Which is more different between Parametric and Non-Parametric?

Parametric and non-parametric. Many researchers use an experimental design to find which method significantly gives the best answer to the output expectations desired by researchers or students. Cultivation breeders are certainly familiar with experimental design material, including complete randomized design, group randomized design, and others. Of course, with different terms and conditions.

But this time I am not discussing experimental design. Incidentally, my background is socioeconomics, where the research site is a very large laboratory called the community. Actually, if traced, the function and purpose are almost identical to the experimental design, namely finding which sample data set is greater than other groups. The only difference is if the breeder can condition the experiment into an expected environment so that it can be homogeneous or can create an ideal environmental condition for the experiment he is conducting.

T test, what do you imagine if you imagine the T test. the first thing that comes to my mind when I hear the T test is the value used to see if a coefficient and constant are significant below 0.05 in the regression model. If it is significant, it means that the coefficient has an effect on the Y value or dependent variable.

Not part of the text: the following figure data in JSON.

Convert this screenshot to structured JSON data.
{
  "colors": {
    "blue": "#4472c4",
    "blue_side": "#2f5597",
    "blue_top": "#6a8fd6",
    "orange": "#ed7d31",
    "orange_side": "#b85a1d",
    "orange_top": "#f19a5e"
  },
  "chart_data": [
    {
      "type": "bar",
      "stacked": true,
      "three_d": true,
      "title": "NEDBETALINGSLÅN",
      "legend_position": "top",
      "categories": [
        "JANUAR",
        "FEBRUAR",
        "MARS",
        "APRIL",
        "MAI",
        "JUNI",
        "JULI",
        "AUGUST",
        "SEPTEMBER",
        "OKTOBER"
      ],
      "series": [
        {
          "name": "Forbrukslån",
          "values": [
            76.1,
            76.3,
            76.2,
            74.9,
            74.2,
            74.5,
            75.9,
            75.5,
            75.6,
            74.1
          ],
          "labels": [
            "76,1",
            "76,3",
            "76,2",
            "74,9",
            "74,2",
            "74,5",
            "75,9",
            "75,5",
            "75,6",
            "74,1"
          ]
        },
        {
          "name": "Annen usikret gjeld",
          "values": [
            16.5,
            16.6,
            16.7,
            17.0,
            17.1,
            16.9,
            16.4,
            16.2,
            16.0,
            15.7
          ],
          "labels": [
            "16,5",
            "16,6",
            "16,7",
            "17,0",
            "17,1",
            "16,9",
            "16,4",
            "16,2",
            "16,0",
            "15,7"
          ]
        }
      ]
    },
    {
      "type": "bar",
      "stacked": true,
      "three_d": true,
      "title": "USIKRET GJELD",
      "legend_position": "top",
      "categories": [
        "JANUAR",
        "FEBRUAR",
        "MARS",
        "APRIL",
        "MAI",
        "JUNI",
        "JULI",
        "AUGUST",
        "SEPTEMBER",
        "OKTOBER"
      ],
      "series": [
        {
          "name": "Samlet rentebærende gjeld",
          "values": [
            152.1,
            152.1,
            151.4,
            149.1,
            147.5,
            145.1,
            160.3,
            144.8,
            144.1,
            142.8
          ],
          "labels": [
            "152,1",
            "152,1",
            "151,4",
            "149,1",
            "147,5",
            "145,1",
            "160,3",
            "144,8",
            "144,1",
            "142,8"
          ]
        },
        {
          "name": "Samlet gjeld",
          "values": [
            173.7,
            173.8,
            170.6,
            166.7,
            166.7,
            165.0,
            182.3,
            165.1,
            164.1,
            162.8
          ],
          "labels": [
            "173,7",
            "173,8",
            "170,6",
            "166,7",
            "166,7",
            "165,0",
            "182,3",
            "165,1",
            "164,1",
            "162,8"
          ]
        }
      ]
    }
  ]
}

Actually, the T test is not only used for regression models. The T test itself on a statistical basis is used to determine how significantly a group of sample data is different from another group of sample data (2 sample T). For example, rice growth data on different planting patterns. One uses jarwo, one uses tegel, one uses direct seed spreading. Which of the three groups has the highest significance? You can use the T test to help with this problem. Alternatively, the T test can also be used to find out whether the mean value of a set of sample data is lower or higher than a certain value we specify (1 sample T).

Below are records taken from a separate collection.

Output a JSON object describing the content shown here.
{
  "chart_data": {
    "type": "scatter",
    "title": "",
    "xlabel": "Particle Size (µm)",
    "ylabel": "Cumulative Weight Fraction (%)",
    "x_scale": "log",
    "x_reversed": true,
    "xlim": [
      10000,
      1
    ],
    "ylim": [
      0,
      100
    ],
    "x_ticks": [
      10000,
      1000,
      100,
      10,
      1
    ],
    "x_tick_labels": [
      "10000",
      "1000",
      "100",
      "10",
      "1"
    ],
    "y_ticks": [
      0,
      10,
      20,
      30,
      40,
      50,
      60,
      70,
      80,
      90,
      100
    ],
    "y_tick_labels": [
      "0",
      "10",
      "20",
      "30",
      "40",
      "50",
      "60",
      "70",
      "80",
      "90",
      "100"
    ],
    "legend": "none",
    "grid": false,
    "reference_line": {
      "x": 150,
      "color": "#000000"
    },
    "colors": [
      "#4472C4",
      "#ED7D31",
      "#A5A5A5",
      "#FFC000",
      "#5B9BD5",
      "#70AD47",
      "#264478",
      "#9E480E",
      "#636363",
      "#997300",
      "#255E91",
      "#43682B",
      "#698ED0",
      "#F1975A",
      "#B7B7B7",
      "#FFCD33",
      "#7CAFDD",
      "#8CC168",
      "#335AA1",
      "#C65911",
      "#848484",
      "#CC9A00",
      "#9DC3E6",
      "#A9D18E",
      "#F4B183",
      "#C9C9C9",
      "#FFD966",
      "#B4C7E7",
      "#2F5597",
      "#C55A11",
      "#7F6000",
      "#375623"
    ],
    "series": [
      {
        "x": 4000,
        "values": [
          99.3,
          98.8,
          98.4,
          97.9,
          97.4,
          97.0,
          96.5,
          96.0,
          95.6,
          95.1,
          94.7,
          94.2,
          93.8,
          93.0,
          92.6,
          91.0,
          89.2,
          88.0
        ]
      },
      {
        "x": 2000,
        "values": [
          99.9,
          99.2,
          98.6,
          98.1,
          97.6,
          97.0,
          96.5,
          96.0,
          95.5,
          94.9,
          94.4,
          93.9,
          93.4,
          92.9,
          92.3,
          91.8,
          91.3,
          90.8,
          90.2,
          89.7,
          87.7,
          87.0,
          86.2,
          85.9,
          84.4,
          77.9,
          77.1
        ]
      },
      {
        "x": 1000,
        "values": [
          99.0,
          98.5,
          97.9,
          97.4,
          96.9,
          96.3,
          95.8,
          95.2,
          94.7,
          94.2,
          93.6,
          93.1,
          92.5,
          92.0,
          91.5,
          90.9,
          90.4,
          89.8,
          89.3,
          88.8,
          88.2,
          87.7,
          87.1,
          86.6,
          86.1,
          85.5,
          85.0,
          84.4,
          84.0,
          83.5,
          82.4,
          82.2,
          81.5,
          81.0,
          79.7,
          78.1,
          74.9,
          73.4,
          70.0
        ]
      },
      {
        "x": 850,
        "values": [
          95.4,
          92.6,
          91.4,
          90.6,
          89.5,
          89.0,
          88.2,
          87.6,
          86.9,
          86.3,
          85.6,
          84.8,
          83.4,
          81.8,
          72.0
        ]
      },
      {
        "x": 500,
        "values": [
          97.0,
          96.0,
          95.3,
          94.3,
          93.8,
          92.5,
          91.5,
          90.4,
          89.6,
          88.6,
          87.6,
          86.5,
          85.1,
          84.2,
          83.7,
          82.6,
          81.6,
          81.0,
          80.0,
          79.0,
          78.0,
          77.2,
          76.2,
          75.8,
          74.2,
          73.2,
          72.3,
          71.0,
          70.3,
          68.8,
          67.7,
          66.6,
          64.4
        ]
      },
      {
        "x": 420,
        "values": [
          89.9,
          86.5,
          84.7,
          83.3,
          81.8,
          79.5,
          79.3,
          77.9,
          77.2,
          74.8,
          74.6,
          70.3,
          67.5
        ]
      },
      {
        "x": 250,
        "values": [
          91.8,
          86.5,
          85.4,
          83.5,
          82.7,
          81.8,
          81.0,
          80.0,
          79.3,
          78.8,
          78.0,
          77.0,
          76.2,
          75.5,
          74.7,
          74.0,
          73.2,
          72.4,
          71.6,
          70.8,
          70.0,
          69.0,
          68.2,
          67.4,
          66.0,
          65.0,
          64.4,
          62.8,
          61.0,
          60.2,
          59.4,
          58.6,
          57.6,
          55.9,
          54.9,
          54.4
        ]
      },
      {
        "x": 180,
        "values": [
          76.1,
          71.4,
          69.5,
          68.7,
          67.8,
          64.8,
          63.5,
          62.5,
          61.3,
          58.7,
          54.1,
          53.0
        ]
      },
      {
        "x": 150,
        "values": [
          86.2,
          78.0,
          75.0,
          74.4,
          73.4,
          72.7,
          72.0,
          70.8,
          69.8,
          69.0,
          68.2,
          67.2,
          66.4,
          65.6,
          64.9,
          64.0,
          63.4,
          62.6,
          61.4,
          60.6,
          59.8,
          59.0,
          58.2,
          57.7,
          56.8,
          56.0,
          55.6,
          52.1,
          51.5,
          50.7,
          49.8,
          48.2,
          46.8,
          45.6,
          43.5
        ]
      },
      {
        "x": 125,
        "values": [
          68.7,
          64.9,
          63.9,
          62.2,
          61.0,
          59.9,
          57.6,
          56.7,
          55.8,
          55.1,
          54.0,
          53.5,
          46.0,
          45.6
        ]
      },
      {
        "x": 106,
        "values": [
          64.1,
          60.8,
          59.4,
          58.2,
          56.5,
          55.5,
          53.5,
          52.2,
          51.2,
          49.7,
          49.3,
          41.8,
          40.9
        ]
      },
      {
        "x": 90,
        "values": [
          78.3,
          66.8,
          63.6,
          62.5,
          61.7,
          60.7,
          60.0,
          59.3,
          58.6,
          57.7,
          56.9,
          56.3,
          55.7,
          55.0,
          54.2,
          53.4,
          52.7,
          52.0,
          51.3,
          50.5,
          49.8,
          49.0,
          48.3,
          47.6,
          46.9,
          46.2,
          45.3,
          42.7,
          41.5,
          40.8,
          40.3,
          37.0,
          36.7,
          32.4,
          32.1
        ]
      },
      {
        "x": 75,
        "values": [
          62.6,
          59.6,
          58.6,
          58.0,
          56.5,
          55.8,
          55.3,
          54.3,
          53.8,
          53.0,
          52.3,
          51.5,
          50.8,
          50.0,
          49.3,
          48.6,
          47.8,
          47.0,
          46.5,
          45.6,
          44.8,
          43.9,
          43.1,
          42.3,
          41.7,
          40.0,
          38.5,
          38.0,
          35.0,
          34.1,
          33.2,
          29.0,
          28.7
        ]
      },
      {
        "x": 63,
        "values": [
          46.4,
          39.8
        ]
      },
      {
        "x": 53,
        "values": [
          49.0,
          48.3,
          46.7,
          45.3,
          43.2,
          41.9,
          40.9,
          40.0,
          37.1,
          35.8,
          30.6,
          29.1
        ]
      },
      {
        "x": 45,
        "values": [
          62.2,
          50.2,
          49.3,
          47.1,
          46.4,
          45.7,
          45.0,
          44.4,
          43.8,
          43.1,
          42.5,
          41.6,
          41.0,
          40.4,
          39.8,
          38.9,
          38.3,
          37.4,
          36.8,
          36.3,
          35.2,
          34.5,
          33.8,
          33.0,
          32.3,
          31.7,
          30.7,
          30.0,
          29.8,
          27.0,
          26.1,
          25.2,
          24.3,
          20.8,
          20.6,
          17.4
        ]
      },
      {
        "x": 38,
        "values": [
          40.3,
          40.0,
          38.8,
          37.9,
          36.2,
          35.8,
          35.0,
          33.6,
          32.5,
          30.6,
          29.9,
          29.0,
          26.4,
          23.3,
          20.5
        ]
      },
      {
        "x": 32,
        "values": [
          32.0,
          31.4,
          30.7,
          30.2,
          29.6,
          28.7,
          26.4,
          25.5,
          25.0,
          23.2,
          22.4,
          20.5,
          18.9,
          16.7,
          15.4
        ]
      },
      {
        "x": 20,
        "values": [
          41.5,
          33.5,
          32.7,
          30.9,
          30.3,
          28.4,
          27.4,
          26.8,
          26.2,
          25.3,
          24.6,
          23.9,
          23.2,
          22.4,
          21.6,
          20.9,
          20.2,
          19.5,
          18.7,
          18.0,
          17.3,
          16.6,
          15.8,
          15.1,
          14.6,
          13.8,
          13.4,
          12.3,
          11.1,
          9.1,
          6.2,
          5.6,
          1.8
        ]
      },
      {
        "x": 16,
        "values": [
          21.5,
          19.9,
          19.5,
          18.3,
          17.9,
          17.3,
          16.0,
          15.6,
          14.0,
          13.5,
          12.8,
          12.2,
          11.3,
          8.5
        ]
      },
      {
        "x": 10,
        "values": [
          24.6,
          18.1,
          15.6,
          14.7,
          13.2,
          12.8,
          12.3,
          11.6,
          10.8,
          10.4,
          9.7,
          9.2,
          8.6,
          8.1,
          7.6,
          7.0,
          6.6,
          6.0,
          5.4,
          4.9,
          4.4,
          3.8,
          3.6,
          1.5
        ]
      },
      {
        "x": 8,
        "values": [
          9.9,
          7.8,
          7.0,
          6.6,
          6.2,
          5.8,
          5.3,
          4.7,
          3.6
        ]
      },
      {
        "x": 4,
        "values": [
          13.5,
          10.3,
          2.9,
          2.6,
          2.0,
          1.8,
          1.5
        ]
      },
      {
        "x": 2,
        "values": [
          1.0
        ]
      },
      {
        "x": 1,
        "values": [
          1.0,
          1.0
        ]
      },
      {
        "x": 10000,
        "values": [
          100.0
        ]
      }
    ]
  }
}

For now, I understand that the difference test can be divided into two groups. Difference test on parametric data and difference test on non-parametric data. In parametric data, there are several conditions that must be met: (1) normal distribution data; (2) ratio type data; and (3) minimum data of 30. Ratio-type data is data that can be compared and has an absolute zero value. For example, production data A production value of 200 kg can be said to be twice the production of 100 kg, right? And it is also possible for production data to have a value of 0 (meaning no production). Then is there any data that does not have an absolute zero value and cannot be compared? There is. That data is called interval data, one class below ratio data. An example? Temperature data. We can’t say 50o Celsius is twice as hot as 25o Celsius. Right? And there is no absolute zero value in temperature. It means that the value of 0 has a temperature; it doesn’t mean there is no temperature.

If you already understand the data you use, it means you already know which difference test you will use to process the data you have. Let’s discuss them one by one. I use Minitab 17. I use this tool because it is very simple.

Parametric

The difference test used in parametric analysis is the T test. There are two types of T tests. One sample T test and two sample T tests I have discussed the one sample T test in the article: One-Sample T Test: What is stronger than the average?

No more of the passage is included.